3D Volume Calculus Calculator

Calculator Form

Calculation Method

Outer Function, Top Function, or A(x)

Inner or Bottom Function

Lower Bound

Upper Bound

Axis Value

Cross-Section Shape

Simpson Subintervals

Unit Name

Use x as the variable. Write 2*x, not 2x. Supported functions include sin, cos, tan, sqrt, abs, log, ln, log10, exp, min, max, and pow.

Formula Used

Disk method: V = pi * integral from a to b of [f(x) - c]^2 dx.

Washer method: V = pi * integral from a to b of [R(x)^2 - r(x)^2] dx.

Shell method: V = 2 * pi * integral from a to b of |x - c| * |f(x) - g(x)| dx.

Cross-section method: V = integral from a to b of A(x) dx.

Numerical rule: Simpson integration estimates the definite integral with even subintervals.

How to Use This Calculator

Select the volume method that matches the calculus problem.
Enter the top, outer, or area function in the first function box.
Enter the lower or inner function when the method needs it.
Set the lower and upper x bounds.
Enter the rotation axis value for disk, washer, or shell methods.
Select the cross-section shape when using known slices.
Choose subintervals for Simpson integration.
Press calculate, then review the result above the form.
Use the CSV or PDF button to save the report.

Example Data Table

Method	Function Setup	Bounds	Extra Input	Expected Volume
Washer	f(x)=sqrt(4-x^2), g(x)=0	-2 to 2	Axis c=0	About 33.5103
Shell	f(x)=4-x^2, g(x)=0	0 to 2	Axis c=0	About 25.1327
Cross-section	f(x)=x, g(x)=0	0 to 3	Square slices	About 9
Direct area	A(x)=pi*x^2	0 to 2	Inner ignored	About 8.3776

3D Volume Calculus Guide

Why Calculus Helps

A 3D volume problem often starts with a flat region.

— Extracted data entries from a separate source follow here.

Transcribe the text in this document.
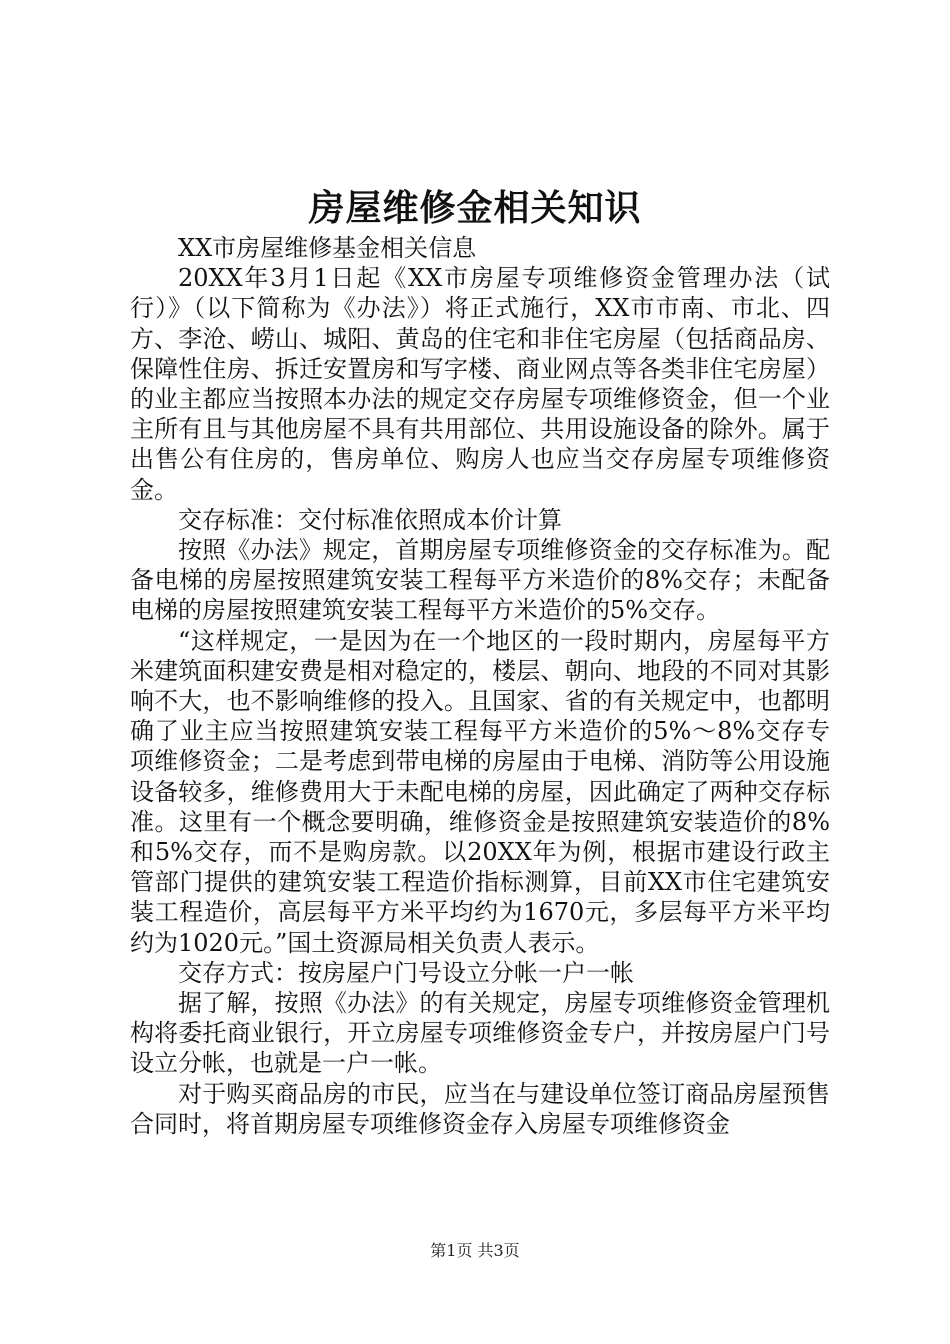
房屋维修金相关知识

XX市房屋维修基金相关信息

20XX年3月1日起《XX市房屋专项维修资金管理办法（试行）》（以下简称为《办法》）将正式施行，XX市市南、市北、四方、李沧、崂山、城阳、黄岛的住宅和非住宅房屋（包括商品房、保障性住房、拆迁安置房和写字楼、商业网点等各类非住宅房屋）的业主都应当按照本办法的规定交存房屋专项维修资金，但一个业主所有且与其他房屋不具有共用部位、共用设施设备的除外。属于出售公有住房的，售房单位、购房人也应当交存房屋专项维修资金。

交存标准：交付标准依照成本价计算

按照《办法》规定，首期房屋专项维修资金的交存标准为。配备电梯的房屋按照建筑安装工程每平方米造价的8%交存；未配备电梯的房屋按照建筑安装工程每平方米造价的5%交存。

“这样规定，一是因为在一个地区的一段时期内，房屋每平方米建筑面积建安费是相对稳定的，楼层、朝向、地段的不同对其影响不大，也不影响维修的投入。且国家、省的有关规定中，也都明确了业主应当按照建筑安装工程每平方米造价的5%～8%交存专项维修资金；二是考虑到带电梯的房屋由于电梯、消防等公用设施设备较多，维修费用大于未配电梯的房屋，因此确定了两种交存标准。这里有一个概念要明确，维修资金是按照建筑安装造价的8%和5%交存，而不是购房款。以20XX年为例，根据市建设行政主管部门提供的建筑安装工程造价指标测算，目前XX市住宅建筑安装工程造价，高层每平方米平均约为1670元，多层每平方米平均约为1020元。”国土资源局相关负责人表示。

交存方式：按房屋户门号设立分帐一户一帐

据了解，按照《办法》的有关规定，房屋专项维修资金管理机构将委托商业银行，开立房屋专项维修资金专户，并按房屋户门号设立分帐，也就是一户一帐。

对于购买商品房的市民，应当在与建设单位签订商品房屋预售合同时，将首期房屋专项维修资金存入房屋专项维修资金

第1页 共3页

Calculus turns that region into thin slices. Each slice has a tiny volume. Adding all slices gives the full solid. This calculator uses numerical integration, so it can handle many functions. It is useful when an exact antiderivative is hard. It is also helpful for checking homework, design estimates, and study notes.

Core Methods

The disk method works when a region rotates around a line and has no hole. The washer method extends it for hollow solids. It subtracts the inner radius from the outer radius. The shell method uses cylindrical shells. It is strong when vertical strips rotate around a vertical line. Cross-section volume uses a known slice shape, such as a square, semicircle, or triangle.

Choosing Inputs

Enter functions with x as the variable. Use multiplication signs, such as 2*x. Use common functions like sin(x), cos(x), sqrt(x), log(x), and exp(x). Set the lower and upper bounds for the interval. Choose the axis value for rotations. Select a cross-section shape when that method is used. More subintervals may improve accuracy, but they can also take more processing.

Interpreting Results

The result gives the approximate volume in cubic units. It also gives the average slice area over the interval. A second integration with more slices estimates numerical stability. A very small difference suggests a reliable approximation. A large difference means the function may need more slices, cleaner bounds, or a different method.

Practical Notes

Calculus volume models assume the entered functions describe the real shape. They do not verify physical limits, units, or material behavior. Always review the graph or source problem first. Keep units consistent from start to finish. If x is measured in centimeters, the final volume is cubic centimeters. For engineering work, confirm results with approved standards, drawings, or software. Use the downloads to document inputs, formulas, and sample integrand values.

Common Mistakes

Do not reverse bounds unless the sign is intended. Check which radius is outer. For shells, radius means distance from the rotation line. For washers, use squared radii. When answers look negative, inspect the function order and axis first before exporting.

FAQs

What does this calculator find?

It estimates 3D solid volume from calculus methods. It supports disks, washers, shells, known cross-sections, and direct area integrals.

Which variable should I use?

Use x in all expressions. For example, write x^2, sqrt(x), sin(x), or 2*x+1.

Can I enter trigonometric functions?

Yes. You can use sin(x), cos(x), tan(x), asin(x), acos(x), and atan(x). Angles are interpreted in radians.

Why are Simpson subintervals required?

Simpson integration needs an even number of subintervals. The calculator adjusts odd values upward and limits very large entries.

What is the axis value?

It is the rotation line value. For horizontal rotation, it is y=c. For shell rotation, it is x=c.

When should I use the washer method?

Use it when rotating a region with an outer and inner boundary. It is useful for hollow solids or gaps around the axis.

When should I use cross-sections?

Use cross-sections when the solid has repeated slice shapes. Examples include square, semicircular, triangular, or circular slices.

Can I save the result?

Yes. Use the CSV button for spreadsheet data. Use the PDF button for a simple report with inputs, formula, and sample values.